A group of local elected officials announced a new effort Wednesday to expand youth homeless services to more New Yorkers.
Two bills, introduced by Assemblywoman Helene Weinstein and Senator Diane Savino, would to raise the age of eligibility from 21 to 25 for the New York State Runaway and Homeless Youth Act. The state’s homeless youth act, established in 1978, connects at-risk young people to support services and shelter to get them off the street and shield them from harassment and bullying that can occur at adult shelters.
“Many homeless youth in New York State between the ages of 21 and 25 fear being subjected to violence, bullying, and sexual harassment in adult homeless shelters,” Weinstein said in a press release. “This legislation would help prevent vulnerable youth from being chronically homeless.”
Homeless advocates, as well as Borough President Eric Adams, applauded the legislation — saying a number of young people, particularly members of the LGBT community, chose to sleep on the street rather than risk entering adult shelters.
“As a matter of safety, of economics, and of basic human compassion, it is time to recognize and support the full population of runaway and homeless youth in our state,” said Adams. “[The legislation] addresses an important and oft-overlooked component of the greater homelessness crisis facing Brooklyn and across New York State, including many in the LGBT community.”

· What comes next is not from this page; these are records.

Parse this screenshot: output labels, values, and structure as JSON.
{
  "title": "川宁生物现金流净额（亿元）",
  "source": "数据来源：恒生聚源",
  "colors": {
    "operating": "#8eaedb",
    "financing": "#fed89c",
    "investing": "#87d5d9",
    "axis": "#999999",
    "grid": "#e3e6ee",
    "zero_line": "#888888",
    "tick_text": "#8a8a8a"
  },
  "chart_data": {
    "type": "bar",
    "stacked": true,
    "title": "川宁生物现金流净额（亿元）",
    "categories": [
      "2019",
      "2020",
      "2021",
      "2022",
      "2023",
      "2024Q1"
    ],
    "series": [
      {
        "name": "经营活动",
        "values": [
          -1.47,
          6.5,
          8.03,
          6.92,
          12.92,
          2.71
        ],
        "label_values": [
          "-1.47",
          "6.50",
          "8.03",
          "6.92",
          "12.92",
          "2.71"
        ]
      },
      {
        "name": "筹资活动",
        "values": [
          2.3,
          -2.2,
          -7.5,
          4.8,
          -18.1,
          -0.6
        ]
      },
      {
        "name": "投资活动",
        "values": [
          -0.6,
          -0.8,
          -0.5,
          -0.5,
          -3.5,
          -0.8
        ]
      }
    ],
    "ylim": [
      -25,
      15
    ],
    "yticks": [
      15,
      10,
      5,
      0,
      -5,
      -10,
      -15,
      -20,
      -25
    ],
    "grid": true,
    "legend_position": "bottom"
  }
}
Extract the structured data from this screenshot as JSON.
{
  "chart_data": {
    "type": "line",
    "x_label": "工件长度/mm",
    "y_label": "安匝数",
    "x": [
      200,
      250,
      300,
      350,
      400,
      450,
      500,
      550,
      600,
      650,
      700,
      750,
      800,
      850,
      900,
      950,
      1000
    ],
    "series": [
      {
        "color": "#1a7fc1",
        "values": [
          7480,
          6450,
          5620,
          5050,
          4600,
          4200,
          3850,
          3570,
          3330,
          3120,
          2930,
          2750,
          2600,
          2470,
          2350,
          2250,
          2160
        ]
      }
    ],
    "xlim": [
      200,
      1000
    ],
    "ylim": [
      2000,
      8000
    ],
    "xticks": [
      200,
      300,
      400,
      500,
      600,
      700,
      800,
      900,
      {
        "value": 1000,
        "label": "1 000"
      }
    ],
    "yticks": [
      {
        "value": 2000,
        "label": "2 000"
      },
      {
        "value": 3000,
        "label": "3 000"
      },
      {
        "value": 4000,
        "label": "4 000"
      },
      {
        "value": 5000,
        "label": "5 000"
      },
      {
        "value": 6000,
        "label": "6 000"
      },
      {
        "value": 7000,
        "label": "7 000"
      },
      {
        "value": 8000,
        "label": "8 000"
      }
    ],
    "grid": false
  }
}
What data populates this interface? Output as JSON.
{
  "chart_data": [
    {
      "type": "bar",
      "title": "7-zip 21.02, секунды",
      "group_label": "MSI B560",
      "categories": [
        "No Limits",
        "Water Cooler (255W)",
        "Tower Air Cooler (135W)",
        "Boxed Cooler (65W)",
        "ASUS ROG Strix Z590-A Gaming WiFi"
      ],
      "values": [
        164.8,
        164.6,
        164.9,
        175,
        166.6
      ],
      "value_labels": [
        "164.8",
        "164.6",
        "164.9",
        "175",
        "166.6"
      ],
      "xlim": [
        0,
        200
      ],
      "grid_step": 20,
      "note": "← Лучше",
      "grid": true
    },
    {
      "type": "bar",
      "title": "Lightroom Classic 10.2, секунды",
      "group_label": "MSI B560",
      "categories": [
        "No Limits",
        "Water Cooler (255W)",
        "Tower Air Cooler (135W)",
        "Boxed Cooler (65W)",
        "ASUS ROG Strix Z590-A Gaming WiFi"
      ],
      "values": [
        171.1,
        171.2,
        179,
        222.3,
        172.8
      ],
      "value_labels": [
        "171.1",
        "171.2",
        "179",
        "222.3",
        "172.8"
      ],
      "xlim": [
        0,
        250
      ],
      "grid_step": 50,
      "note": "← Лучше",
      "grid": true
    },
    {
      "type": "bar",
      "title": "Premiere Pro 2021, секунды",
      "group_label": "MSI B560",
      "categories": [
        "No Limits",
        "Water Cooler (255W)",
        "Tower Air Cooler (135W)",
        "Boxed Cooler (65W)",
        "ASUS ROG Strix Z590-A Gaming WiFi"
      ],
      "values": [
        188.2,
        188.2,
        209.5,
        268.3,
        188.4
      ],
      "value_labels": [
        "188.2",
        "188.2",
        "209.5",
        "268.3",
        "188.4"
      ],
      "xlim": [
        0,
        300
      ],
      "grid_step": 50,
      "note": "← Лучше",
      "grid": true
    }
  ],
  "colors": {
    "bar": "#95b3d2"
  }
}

Advocates say the changes would bring greater resources to bear on the state’s growing homeless problem — and match New York’s policies with the working definition of homeless youth established the United States Interagency Council on Homelessness.
“Housing for homeless young adults has always been severely deficient. Lack of housing and access to youth-appropriate services only damages the young adults seeking the stability they deserve that comes from a roof over their head,” said James Bolas, executive director of the Coalition for Homeless Youth.
Savino said the legislation would provide opportunities for some of the most vulnerable New Yorkers to find help and avoid sleeping on the street.
“It is up to us as lawmakers to meet the critical needs of one of our vulnerable communities and that is our homeless youth, especially those in the LGBT community, because now more than ever are we seeing a growing trend in young adults who are being forced into the streets all because of the lifestyles they live,” she said.